Quality-adjusted life years
We only considered maternal quality-adjusted life years (QALYs) in our analysis. Given our model included the possibility of pregnancy termination as a result of information obtained from prenatal screening, considering neonatal QALYs in our model would have biased against any screening regimen. We used a 3% discount rate for QALYs.
For pregnancies that ended in fetal loss (either procedure-related miscarriage or pregnancy termination of an affected fetus) we used a maternal utility of 0.92, which is a standard gamble utility estimate, thus applied to remaining life years. For women who have an affected child with severe disease, we used an estimate of 0.78. This estimate comes from work that used a Likert scale to specifically estimate the impact of type I SMA on parental QALY. We applied this QALY estimate for 2 years only (average life expectancy for a child with severe disease). Beyond the 2 years, we used the reduced maternal QALY of 0.92 associated with fetal loss. For mild disease, there was no available parental QALY estimate.

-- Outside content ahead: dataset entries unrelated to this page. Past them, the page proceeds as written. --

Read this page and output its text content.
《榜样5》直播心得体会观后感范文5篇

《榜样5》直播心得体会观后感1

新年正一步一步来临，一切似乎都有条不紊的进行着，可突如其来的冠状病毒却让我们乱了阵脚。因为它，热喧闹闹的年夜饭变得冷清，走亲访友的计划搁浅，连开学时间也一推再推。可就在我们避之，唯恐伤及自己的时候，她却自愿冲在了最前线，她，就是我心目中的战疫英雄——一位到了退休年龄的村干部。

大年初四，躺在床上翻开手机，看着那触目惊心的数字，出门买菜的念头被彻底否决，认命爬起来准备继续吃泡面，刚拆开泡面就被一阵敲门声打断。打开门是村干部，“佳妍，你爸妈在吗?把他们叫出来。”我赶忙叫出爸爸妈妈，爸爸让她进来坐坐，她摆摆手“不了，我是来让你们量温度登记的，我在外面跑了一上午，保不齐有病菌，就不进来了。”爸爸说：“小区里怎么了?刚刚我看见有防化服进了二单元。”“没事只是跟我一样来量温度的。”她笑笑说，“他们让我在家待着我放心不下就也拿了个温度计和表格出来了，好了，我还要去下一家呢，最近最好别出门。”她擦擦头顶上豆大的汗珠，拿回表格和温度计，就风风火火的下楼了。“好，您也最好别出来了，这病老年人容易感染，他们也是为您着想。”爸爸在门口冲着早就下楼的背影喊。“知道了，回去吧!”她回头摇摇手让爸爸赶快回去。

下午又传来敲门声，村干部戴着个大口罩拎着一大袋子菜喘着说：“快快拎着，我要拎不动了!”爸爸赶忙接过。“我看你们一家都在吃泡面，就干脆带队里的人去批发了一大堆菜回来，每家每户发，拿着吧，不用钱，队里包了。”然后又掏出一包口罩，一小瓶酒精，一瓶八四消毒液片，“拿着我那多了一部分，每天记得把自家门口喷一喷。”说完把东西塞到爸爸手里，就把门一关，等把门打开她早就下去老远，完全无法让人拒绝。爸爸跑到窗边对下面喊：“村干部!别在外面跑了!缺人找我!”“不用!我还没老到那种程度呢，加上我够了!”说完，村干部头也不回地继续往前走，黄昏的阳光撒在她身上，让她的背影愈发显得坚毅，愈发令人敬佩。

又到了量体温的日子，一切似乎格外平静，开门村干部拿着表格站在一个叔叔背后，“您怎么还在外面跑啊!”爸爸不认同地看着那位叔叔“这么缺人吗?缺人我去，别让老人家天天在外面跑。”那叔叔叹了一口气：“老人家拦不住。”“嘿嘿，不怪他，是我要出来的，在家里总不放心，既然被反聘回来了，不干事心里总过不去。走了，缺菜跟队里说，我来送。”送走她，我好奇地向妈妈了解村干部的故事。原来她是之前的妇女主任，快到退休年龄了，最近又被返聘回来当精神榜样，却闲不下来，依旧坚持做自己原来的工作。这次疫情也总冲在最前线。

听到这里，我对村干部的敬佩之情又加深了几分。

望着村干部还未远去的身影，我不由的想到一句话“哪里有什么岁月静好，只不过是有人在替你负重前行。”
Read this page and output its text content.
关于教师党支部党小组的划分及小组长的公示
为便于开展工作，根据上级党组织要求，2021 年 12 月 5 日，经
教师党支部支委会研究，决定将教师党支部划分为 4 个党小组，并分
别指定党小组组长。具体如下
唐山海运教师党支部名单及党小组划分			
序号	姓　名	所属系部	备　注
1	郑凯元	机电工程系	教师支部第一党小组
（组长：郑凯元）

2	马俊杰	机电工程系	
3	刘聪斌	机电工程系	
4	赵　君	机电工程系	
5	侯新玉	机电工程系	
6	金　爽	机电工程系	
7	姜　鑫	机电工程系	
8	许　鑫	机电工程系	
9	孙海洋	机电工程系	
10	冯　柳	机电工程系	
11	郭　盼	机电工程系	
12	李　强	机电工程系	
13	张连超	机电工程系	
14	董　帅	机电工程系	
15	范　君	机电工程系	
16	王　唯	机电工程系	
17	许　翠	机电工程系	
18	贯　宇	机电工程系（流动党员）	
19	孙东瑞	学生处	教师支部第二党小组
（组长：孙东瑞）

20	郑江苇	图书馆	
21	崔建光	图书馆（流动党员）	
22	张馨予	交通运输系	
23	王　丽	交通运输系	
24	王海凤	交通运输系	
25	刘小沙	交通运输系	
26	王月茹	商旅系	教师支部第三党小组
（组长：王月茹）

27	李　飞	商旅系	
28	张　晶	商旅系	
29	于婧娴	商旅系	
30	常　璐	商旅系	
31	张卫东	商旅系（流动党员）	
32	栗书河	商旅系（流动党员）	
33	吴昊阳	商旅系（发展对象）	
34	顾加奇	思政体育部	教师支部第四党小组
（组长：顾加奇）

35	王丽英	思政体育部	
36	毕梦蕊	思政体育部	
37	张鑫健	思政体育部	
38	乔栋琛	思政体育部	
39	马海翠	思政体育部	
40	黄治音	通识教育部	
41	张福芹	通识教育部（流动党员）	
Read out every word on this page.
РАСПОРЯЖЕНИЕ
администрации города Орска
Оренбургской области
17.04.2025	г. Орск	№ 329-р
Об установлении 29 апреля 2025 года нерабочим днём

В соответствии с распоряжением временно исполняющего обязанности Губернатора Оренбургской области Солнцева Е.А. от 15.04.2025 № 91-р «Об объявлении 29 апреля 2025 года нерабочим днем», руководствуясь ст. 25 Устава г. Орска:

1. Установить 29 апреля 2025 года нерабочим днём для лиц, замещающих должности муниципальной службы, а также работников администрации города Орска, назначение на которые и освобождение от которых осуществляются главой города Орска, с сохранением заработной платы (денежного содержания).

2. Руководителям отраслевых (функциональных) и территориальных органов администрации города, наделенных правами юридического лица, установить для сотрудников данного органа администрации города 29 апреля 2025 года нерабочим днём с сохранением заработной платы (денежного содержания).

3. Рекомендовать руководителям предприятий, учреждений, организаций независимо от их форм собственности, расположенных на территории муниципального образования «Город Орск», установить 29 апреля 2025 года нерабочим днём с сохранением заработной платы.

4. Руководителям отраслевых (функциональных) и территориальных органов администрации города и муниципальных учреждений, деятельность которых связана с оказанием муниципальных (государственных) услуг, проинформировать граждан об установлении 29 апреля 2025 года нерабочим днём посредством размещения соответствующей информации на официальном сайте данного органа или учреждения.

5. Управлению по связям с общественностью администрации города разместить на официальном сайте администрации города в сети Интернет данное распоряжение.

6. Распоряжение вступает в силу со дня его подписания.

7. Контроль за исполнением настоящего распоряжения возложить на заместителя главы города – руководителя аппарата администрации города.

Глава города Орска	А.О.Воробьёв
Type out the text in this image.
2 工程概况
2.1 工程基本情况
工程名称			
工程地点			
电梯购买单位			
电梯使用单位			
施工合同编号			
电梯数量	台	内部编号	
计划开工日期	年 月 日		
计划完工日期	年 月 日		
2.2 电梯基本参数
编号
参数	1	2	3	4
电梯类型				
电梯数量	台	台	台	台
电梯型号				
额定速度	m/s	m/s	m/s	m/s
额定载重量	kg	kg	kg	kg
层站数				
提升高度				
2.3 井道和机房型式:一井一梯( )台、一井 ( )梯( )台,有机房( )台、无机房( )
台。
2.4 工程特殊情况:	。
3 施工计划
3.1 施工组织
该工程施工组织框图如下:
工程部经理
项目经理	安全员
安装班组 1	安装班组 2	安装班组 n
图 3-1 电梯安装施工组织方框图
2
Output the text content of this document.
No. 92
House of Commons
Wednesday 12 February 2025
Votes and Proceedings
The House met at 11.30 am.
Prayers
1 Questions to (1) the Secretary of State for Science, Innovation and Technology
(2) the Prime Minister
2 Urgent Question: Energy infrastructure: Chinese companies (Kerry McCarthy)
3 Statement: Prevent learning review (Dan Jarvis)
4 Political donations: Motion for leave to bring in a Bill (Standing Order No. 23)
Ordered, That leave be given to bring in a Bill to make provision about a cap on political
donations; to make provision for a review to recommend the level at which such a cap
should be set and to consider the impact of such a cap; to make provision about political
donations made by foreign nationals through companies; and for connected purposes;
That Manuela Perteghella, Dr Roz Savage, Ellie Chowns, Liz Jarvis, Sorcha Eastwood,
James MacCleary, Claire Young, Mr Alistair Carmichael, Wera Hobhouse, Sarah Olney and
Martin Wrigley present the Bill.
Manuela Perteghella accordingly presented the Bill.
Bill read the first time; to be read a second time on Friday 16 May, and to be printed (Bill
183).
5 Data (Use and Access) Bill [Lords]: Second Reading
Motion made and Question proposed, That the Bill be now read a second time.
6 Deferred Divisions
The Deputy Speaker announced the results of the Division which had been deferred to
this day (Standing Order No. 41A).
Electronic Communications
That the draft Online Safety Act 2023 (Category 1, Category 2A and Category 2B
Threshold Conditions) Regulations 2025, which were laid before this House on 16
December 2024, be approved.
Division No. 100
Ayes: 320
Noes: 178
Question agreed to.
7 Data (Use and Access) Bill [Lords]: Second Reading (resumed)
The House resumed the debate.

We therefore used the standard gamble estimate for Down syndrome (0.81) as a proxy.
Analysis
We calculated total costs and QALYs to determine the incremental cost-effectiveness of offering prenatal screening for SMA. In addition, we calculated clinical outcomes, including total number of cases of SMA, pregnancy terminations, and procedure-related miscarriages. We considered cost per QALY as well as cost per case of SMA averted.
We performed sensitivity analyses to evaluate the robustness of our conclusions. For univariate analysis, we used ranges available either from literature or estimated through best clinical estimate ( Table 1 ). For those costs and probabilities that appeared to have greatest effect on model outcomes, we performed threshold analysis to determine the range over which the outcome was still cost-effective. Additionally, we conducted a Monte Carlo simulation to test the robustness of our model to simultaneous multivariable changes in probability, cost, and utility inputs. For this simulation, costs were assumed to have a gamma distribution with SD of 50%. This is similar to a normal distribution but with a left skew, which is appropriate for medical costs given that there are often outliers in the upper cost ranges. For probability estimates we used beta distributions with SD of 20%. Beta distributions are the multivariate equivalent of binomial distributions. We ran the Monte Carlo simulation with 100,000 trials.